Anne Frank and Me: Two Camps, Two Worlds

“Dear Mom and Dad, I am still having a GREAt time.”

Like a refrain that echoes throughout a song or poem, these words begin almost all of the letters I wrote to my parents in 1961 and 1962 from Camp Walt Whitman in Pike, New Hampshire. The missives were stashed away in a box I unearthed from the bowls of my mother’s basement after she died. Now, three years later, I’m reading through the them – dozens (poor parents!).  I was 11 and 12 and, judging from the words I scratched out in pencil, one might think I was the happiest kid in the world. In any case, I was close.

I am the second-best riffler in my bunk . . . I just passed the third-level swimming and rowing test . . .  I hiked “BLACK MONTAIN . . . I hit a MEAN saftball today . . . I got a 95 on the first aid test, the HIGHEST in the group . . . I acted in a play, The lady or the “Tigger” and had one of the best parts . . .  My ‘musels’  are getting  bigger from gymnastics . . .  I learned TACKING . . . I’m SO popular . . . I performed a skit with my dummy JERRY MAHONEY at the talent show to BIG BIG BIGGER  (maybe 10 minutes, ha ha)  ‘applawse’ . . . I learned ‘Raillrod’ Bill on the banjo . . . THANKS for bringing up my cello. I’m in orchestra and learned the hardest part of ALL the instruments . . . I did 22 chin-ups and am the champ of the WHOLE camp!

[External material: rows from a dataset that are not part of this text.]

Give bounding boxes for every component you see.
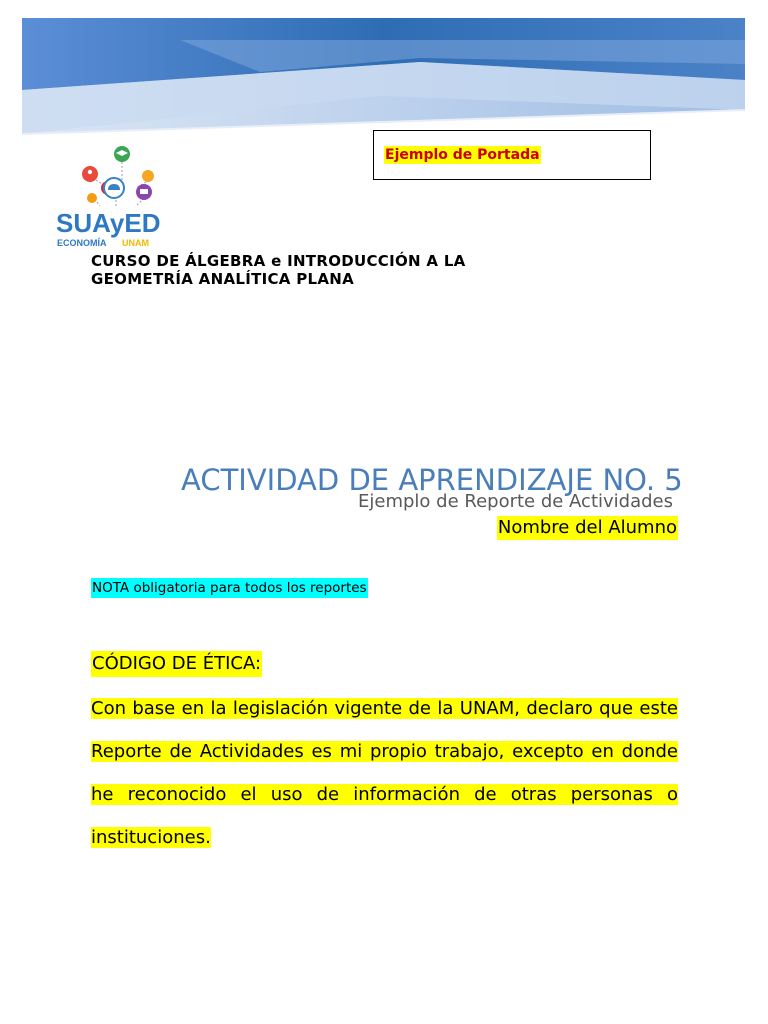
nota-obligatoria: NOTA obligatoria para todos los reportes [92,580,367,596]
portada-box [373,130,651,180]
activity-title: ACTIVIDAD DE APRENDIZAJE NO. 5 [181,463,683,497]
course-title [91,252,561,288]
svg-text:UNAM: UNAM [122,238,149,248]
activity-subtitle: Ejemplo de Reporte de Actividades [358,491,673,512]
ethics-heading: CÓDIGO DE ÉTICA: [91,651,262,677]
svg-text:SUAyED: SUAyED [56,208,161,238]
course-title-line2: GEOMETRÍA ANALÍTICA PLANA [91,270,355,288]
suayed-logo [56,142,176,250]
svg-text:ECONOMÍA: ECONOMÍA [57,238,107,248]
portada-label: Ejemplo de Portada [385,147,540,163]
ethics-body [91,687,678,859]
pencil-icon [87,193,97,203]
gear-icon [142,170,154,182]
course-title-line1: CURSO DE ÁLGEBRA e INTRODUCCIÓN A LA [91,252,466,270]
ethics-body-text: Con base en la legislación vigente de la UNAM, declaro que este Reporte de Actividades es mi propio trabajo, excepto en donde he reconocido el uso de información de otras personas o instituciones. [91,698,678,848]
header-banner [0,0,768,150]
student-name: Nombre del Alumno [497,517,677,538]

Many letters were signed “Kenny the Magnificant.”

Confident and happy-go-lucky, I was soaring into adulthood.

After dinner, I tuned into Netflix. The Dutch movie “My Friend Anne Frank” popped up on the screen (Anne was trending!), and I thought I’d give it a try. The film brings Anne and her best friend, Hannah Goslar, to vivid life, as if these beautiful teenagers had suddenly walked out of Anne’s diary. The pair were inseparable, living the life of all happy-go-lucky young teenagers. They sang, met boys, sneaked into the movies (verboten to Jews), dressed up, dreamt about their futures, giggled about French kissing, and, well, acted like most healthy, fun-loving teenagers. They could have been my neighbors and gone to my junior high school on Long Island.

Then, as we all know, the unthinkable happens. The Nazis come and bang on their doors.  They barge in. They have five minutes to pack their bags. To go where? They are not told, but they know. Anne and Hannah’s family are hauled off to Bergen Belsen concentration camp. The suffering is indescribable: the overcrowding, the open shit holes, the hunger, the brutality, the poor sanitary conditions causing outbreaks of typhus, the murders . . .  a living hell. As Myer Levin once wrote, “. . . these people have gone through a sieve of death . . .”  I can’t hold back my tears.

Anne and me. Bergen Belsen concentration camp and Camp Walt Whitman. Two camps, two worlds.

There would be no Camp Walt Whitman for Anne, who was just a few years older than ‘Ken the Magnificant’ when the Nazis came and stole her life away.  How come I was so lucky when she – and so many like her – were robbed of their happiness and lives? I’ve often said to my kids when they felt beaten down, who said life was fair? But knowing life is unfair doesn’t take away the pain.

I suspect it’s going to be a few days before I’m ready to pick up the next large manilla envelope, stuffed with letters from Camp Greylock.